When the covid-19 pandemic first arrived last year, businesses around the world faced severe revenue losses as lockdowns brought death to life. Markets have collapsed around the world even before the World Health Organization declared a global pandemic. But they also recovered quickly, in part anticipating that big and strong corporations would weather the pandemic storm, aided by an unprecedented global injection of fiscal and monetary stimuli.
At least in India, this story unfolded according to scenario, with the largest of the listed companies being able to limit the blow to their balance sheets and increase operating profits by cutting expenses. Many companies have deleveraged their balance sheets by taking advantage of lower interest rates even as others have built up higher cash reserves to prepare for future shocks. While small businesses have been hit hard by the pandemic, large businesses have been able to build up a record war chest.
A Mint analysis of financial data from 333 companies in the BSE-500 index (excluding banks and financial services, and including only companies for which historical data was available) shows that their cash balances and Aggregate banks grew at the fastest rate (27.3%) in a decade during fiscal 2021. The BSE-500 index includes the 500 most valued companies that trade on the stock exchange.
The increase in cash reserves has been secular, with almost all sectors experiencing a sharp increase in cash reserves. 70% of the companies analyzed saw their cash reserves increase. Only the smallest of the lot saw their cash reserves shrink due to lower profits.
The growing hoarding of liquidity seems to have come at the expense of investments. Indian companies have been reluctant to invest for many years. The uncertainty surrounding the pandemic and its economic impact appears to have led to a collapse in investment sentiment. For all companies in the BSE-500, net fixed assets grew only 6.6% compared to an average growth of 10% more over the previous four years.

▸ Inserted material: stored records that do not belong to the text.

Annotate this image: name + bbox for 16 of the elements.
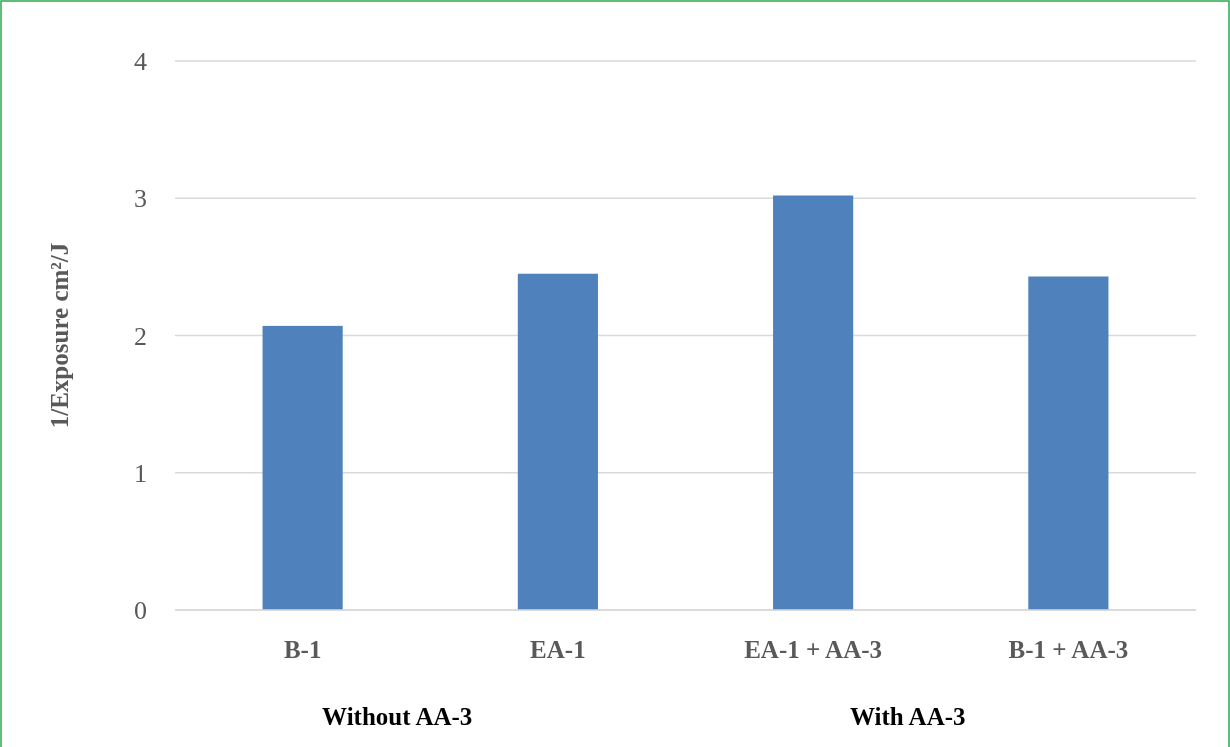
text: Without AA-3 bbox=[322, 703, 473, 730]
y-axis-title: 1/Exposure cm²/J bbox=[46, 242, 73, 429]
bar bbox=[517, 273, 598, 610]
text: With AA-3 bbox=[849, 703, 966, 730]
y-tick-label: 4 bbox=[134, 47, 147, 77]
x-tick-label: EA-1 bbox=[530, 636, 586, 663]
bar bbox=[773, 195, 854, 610]
x-tick-label: B-1 + AA-3 bbox=[1008, 636, 1129, 663]
y-tick-label: 1 bbox=[134, 458, 147, 488]
bar bbox=[262, 325, 343, 610]
x-tick-label: EA-1 + AA-3 bbox=[744, 636, 883, 663]
y-tick-label: 3 bbox=[134, 184, 147, 214]
x-tick-label: B-1 bbox=[283, 636, 322, 663]
y-tick-label: 2 bbox=[134, 321, 147, 351]
y-tick-label: 0 bbox=[134, 596, 147, 626]
bar bbox=[1028, 276, 1109, 610]
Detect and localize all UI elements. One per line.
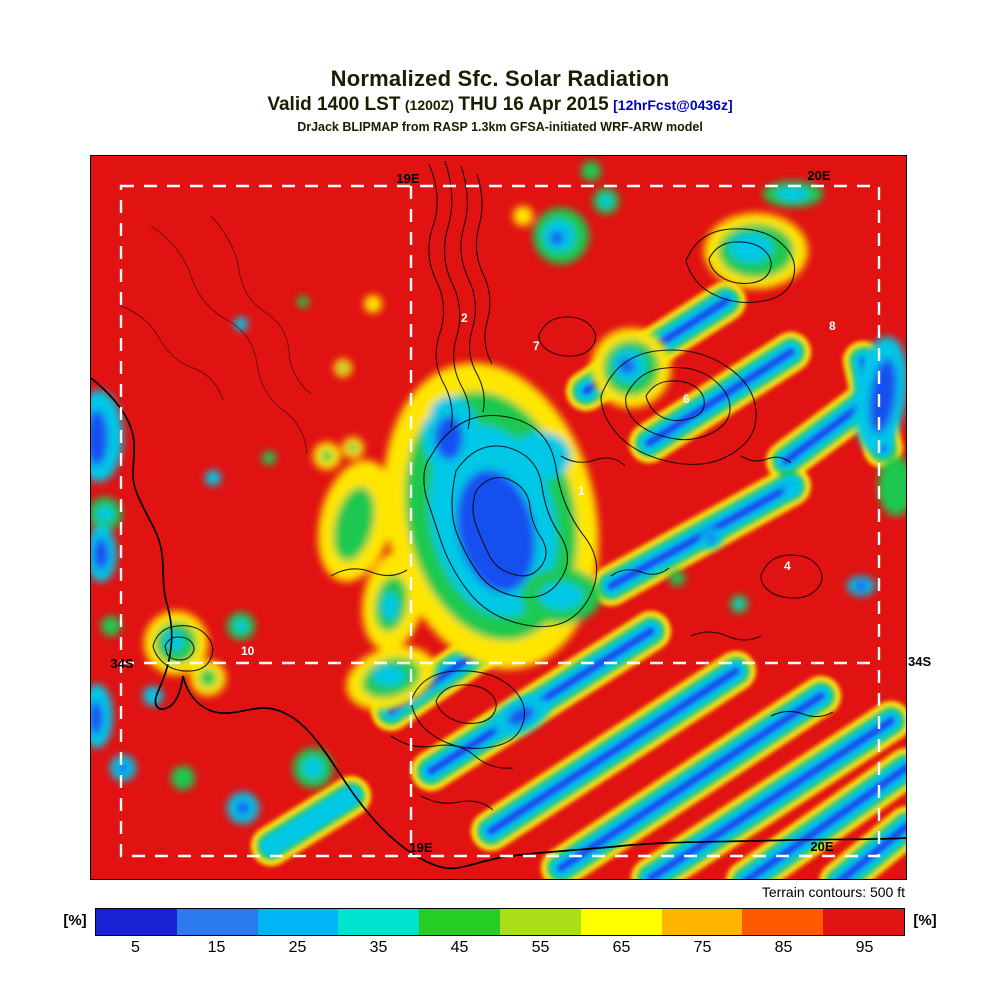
colorbar-tick: 15 [207, 939, 226, 956]
header: Normalized Sfc. Solar Radiation Valid 14… [0, 66, 1000, 134]
colorbar-segment [338, 909, 420, 935]
colorbar-bar [95, 908, 905, 936]
coastline [91, 377, 906, 870]
terrain-contours [152, 160, 834, 811]
page-title: Normalized Sfc. Solar Radiation [330, 66, 670, 91]
colorbar-segment [580, 909, 662, 935]
forecast-tag: [12hrFcst@0436z] [613, 97, 733, 113]
terrain-contours-note: Terrain contours: 500 ft [761, 884, 905, 900]
map-canvas: 19E 20E 19E 20E 34S 2 7 8 6 1 4 10 [90, 155, 907, 880]
grid-label-20e-top: 20E [807, 168, 830, 183]
colorbar-tick: 5 [131, 939, 140, 956]
colorbar-tick: 65 [612, 939, 631, 956]
colorbar-segment [742, 909, 824, 935]
colorbar-unit-right: [%] [913, 912, 937, 929]
colorbar-segment [176, 909, 258, 935]
site-marker-4: 4 [784, 559, 791, 573]
site-marker-10: 10 [241, 644, 255, 658]
colorbar-tick: 95 [855, 939, 874, 956]
valid-date: THU 16 Apr 2015 [458, 94, 609, 115]
site-marker-8: 8 [829, 319, 836, 333]
map-svg: 19E 20E 19E 20E 34S 2 7 8 6 1 4 10 [91, 156, 906, 879]
site-marker-1: 1 [578, 484, 585, 498]
colorbar-segment [257, 909, 339, 935]
colorbar-tick: 45 [450, 939, 469, 956]
colorbar-tick: 55 [531, 939, 550, 956]
grid-label-20e-bottom: 20E [810, 839, 833, 854]
valid-zulu: (1200Z) [404, 97, 454, 113]
colorbar-unit-left: [%] [63, 912, 87, 929]
terrain-contours-light [120, 215, 312, 455]
grid-label-34s-right: 34S [908, 654, 932, 669]
site-marker-6: 6 [683, 392, 690, 406]
grid-label-19e-bottom: 19E [409, 840, 432, 855]
colorbar-tick: 25 [288, 939, 307, 956]
colorbar-ticks: 5 15 25 35 45 55 65 75 85 95 [95, 936, 905, 957]
colorbar-tick: 75 [693, 939, 712, 956]
domain-boundary-dashed [119, 184, 881, 858]
model-line: DrJack BLIPMAP from RASP 1.3km GFSA-init… [297, 120, 703, 134]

For this set of companies, growth in capital spending peaked in 2015-16 with growth of 20%. The double shock of demonetization and the GST reduced the growth of capital spending in subsequent years. After a brief recovery during the 2019 financial year, things took a turn for the worse. Data from the Indian Economic Monitoring Center (CMIE) Project Tracking Database suggests that the investment spending drought continued into the first quarter of this fiscal year.
The impact of capital spending was most pronounced in sectors such as textiles, telecommunications and FMCG segments where net fixed assets contracted in fiscal year 2021. Sectors such as electricity, oil and gas, and chemicals recorded relatively high capital expenditures.
In addition to reducing capital spending, companies tightened their belts to increase their cash reserves in the past year. Aggregate operating profits of BSE-500 companies jumped 26.5% as expenses fell 14.3% in the last fiscal year. Net cash from operating activities also jumped 40.3% over the same period. Net profit margins increased 2.9 percentage points to 9.7%, the highest level since 2011.
Almost half of the 333 companies saw their profits increase in the last fiscal year. Among this batch, the larger companies have shown greater resilience compared to their smaller and medium counterparts.
The companies cut payrolls and raw material costs, cut inventory, and seem to have tried every trick in the book to optimize costs and increase profit margins in a year when revenues were low for most companies. companies.
Although corporate sentiment has been low, companies have been able to pay record dividends over the past year. Dividends had stagnated in fiscal 2020 for BSE-500 companies, increasing only 1% from the previous year. In fiscal 2021, dividends increased by 31% to almost ₹2,000 billion. A change in dividend tax policy, with a higher tax burden on the recipient, may also have contributed to this jump.
The last year’s payout translates into a dividend payout ratio (total dividends to net earnings) of almost 55%, 11.1 percentage points higher than the median distributions of the previous five years.
The limited appetite for new investments and increased liquidity seem to have led many companies to make generous payments to shareholders. While this may have increased investor fortunes, the lack of significant investment by the country’s largest companies should be of concern. Unless companies are willing to invest and expand capacity, the labor market will remain sluggish, limiting domestic demand and reducing incentives to invest more, potentially creating a vicious catastrophic loop.